De Son Vivant (Peaceful), 2021
90 minutes
Directed by Emmanuelle Bercot
Starring Benoît Magimel, Catherine Deneuve, Gabriel Sara, Cécile de France
French with English subtitles
Alliance Française French Film Festival | Buy Tickets

While I had momentary goosebumps, five minutes in and Emmanuelle Bercot’s Peaceful felt overly dramatic and considering the mortality premise – surprisingly lacked substance. Benoît Magimel plays Benjamin, a drama teacher who is terminally ill. The storyline follows his demise through the seasons of his final year, with his overbearing mother (Catherine Deneuve) by his side and past relationships hovering in the wings. Gabriel Sara’s portrayal of Dr Eddé is the character I was more interested in, offering compassion, wisdom and a peace to both the plot and the viewers.

Scenes of Benjamin’s drama tutorage and Dr Eddé’s therapeutic debriefs with his team were peppered throughout, offering a clever incorporation of Benjamin’s emotional processing, mirroring his existential questioning and attempts at acceptance. It allowed the audience to similarly question mortality with, ‘what is presence?’ and ‘what is it to farewell for the last time?’. Important questions, offered to us almost as psychoeducation, and yet lacked integration into the overall flow.

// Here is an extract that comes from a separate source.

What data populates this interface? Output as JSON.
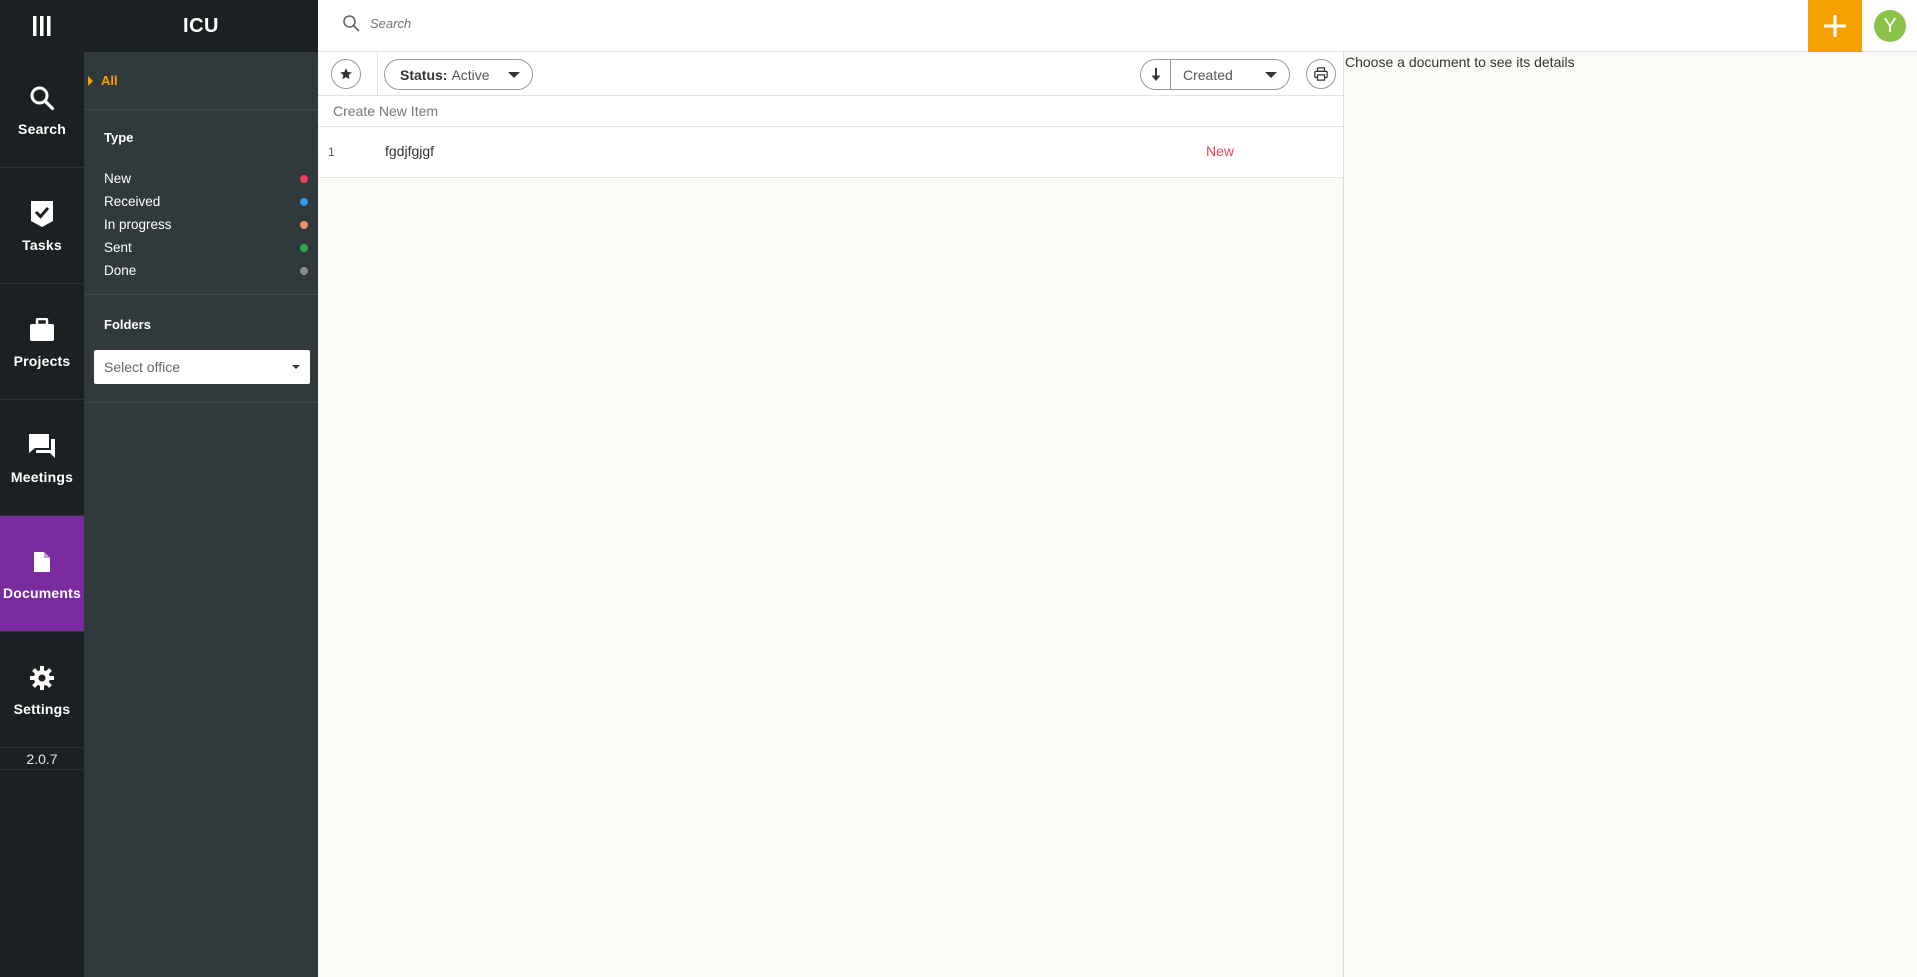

Presumably with a plot such as this, character connection and emotionality would be key, and yet I felt neither were achieved. Introducing Benjamin’s past family did not render any more depth, instead the dynamic between characters felt stilted and not dissimilar to a soap opera. I was not invested in the characters and felt restless with the clichéd progression of events. The plot attempted to parallel the seasons, which transition effortlessly in nature, and yet this did not. Eric Neveux’s score similarly felt excessive, not allowing enough space for silence and contemplation, adding to the disjointed rhythm of the film.

There were times of joyous energy and humour, and Bercot and Marcia Romano deliver a screenplay that opens up space for curiosity about quality of life, and how to traverse through fear in our final moments. These conversations and moments will stay with me, as they invite us to consider how to feel alive in knowing we will die.